Shubeik Lubeik, c’est l’histoire d’un gérant de kiosque qui vend à contrecœur des vœux, des entités magiques rejetées par les religions, encadrées et taxées par l’État (et même par des organismes internationaux). Ces vœux peuvent tout faire : guérir, créer de l’argent, ou invoquer des bêtes féroces pour attaquer le village voisin.
Si je m’attendais à des contes aux teintes orientalistes, Deena Mohammed propose en réalité un récit ancré dans une Égypte contemporaine, traversée d’un fantastique discret. Une tonalité qui évoque par moments le réalisme magique sud-américain : la magie n’est qu’un prétexte, un McGuffin pour explorer trois récits sociaux, chacun avec sa propre intensité.
Le premier dénonce l’État autoritaire et la corruption judiciaire à travers une femme qui voulait juste demander une Mercedes. Le deuxième suit un jeune étudiant face à la dépression. Le troisième raconte le destin croisé de deux Égyptiens ayant quitté la Haute-Égypte pour les grandes métropoles du Nord, sur plusieurs décennies. Trois récits presque indépendants, reliés par quelques caméos, qui abordent le vœu sous tous ses angles : religion, commerce, législation, perception et usage populaire.
Le vœu devient une allégorie flottante, tour à tour symbole de l’argent, d’une science ésotérique, de drogue ou même de la « modernité occidentale », dont le flou rend la lecture d’autant plus évocatrice. Et c’est là que Shubei Lubeik, en bon conte, dissèque différentes couches sociales de l’Egypte moderne, sans militantisme forcé, mais avec des messages forts.

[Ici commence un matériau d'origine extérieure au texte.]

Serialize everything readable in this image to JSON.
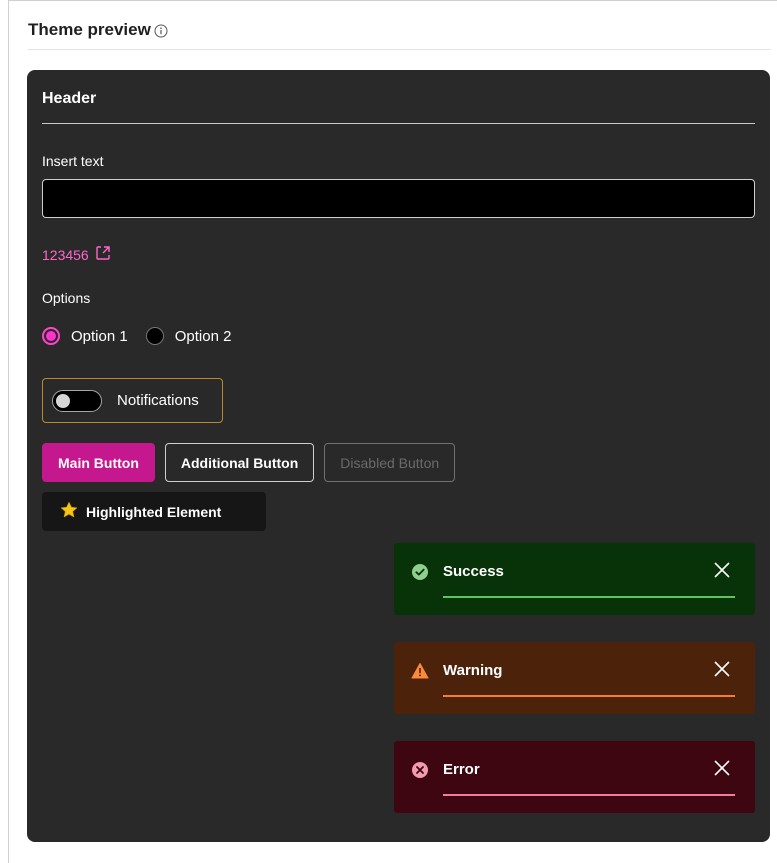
{
  "pane": {
    "title": "Theme preview",
    "info_icon": "info-circle-icon"
  },
  "preview": {
    "header": "Header",
    "insert_label": "Insert text",
    "input_value": "",
    "link_text": "123456",
    "link_icon": "external-link-icon",
    "options_label": "Options",
    "radio_options": [
      {
        "label": "Option 1",
        "checked": true
      },
      {
        "label": "Option 2",
        "checked": false
      }
    ],
    "toggle": {
      "label": "Notifications",
      "on": false
    },
    "buttons": {
      "main": "Main Button",
      "additional": "Additional Button",
      "disabled": "Disabled Button"
    },
    "highlight": {
      "label": "Highlighted Element",
      "icon": "star-icon"
    },
    "toasts": {
      "success": "Success",
      "warning": "Warning",
      "error": "Error"
    }
  },
  "colors": {
    "accent": "#c5188f",
    "link": "#ff66cc",
    "panel_background": "#292929",
    "success_bg": "#083208",
    "warning_bg": "#4d220a",
    "error_bg": "#3e0610"
  }
}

Graphiquement, c’est superbe : un noir et blanc sans nuances de gris, entre la précision de la ligne claire et l’expressivité d’une BD orientale moderne, à la Persepolis. Les grands yeux des personnages rappellent parfois le manga, tandis que la mise en page, oscillant entre gaufrier rigoureux et dépouillement de roman graphique américain, donne un rythme efficace à ce récit de plus de 500 pages. Les quelques pages en couleur, rares mais bien placées, apportent une respiration visuelle et narrative bienvenue. Également quelques très beaux panoramas comme cette double page montrant le village du Sud abandonné et l’arrivée au Caire.
Une BD surprenante, intelligente, portée par des personnages imparfaits, mais attachants. Et oui, probablement un peu de ce charme « exotique » particulier qu’offrent les œuvres qui décrivent un monde que je découvre complètement. Une de mes découvertes de l’année !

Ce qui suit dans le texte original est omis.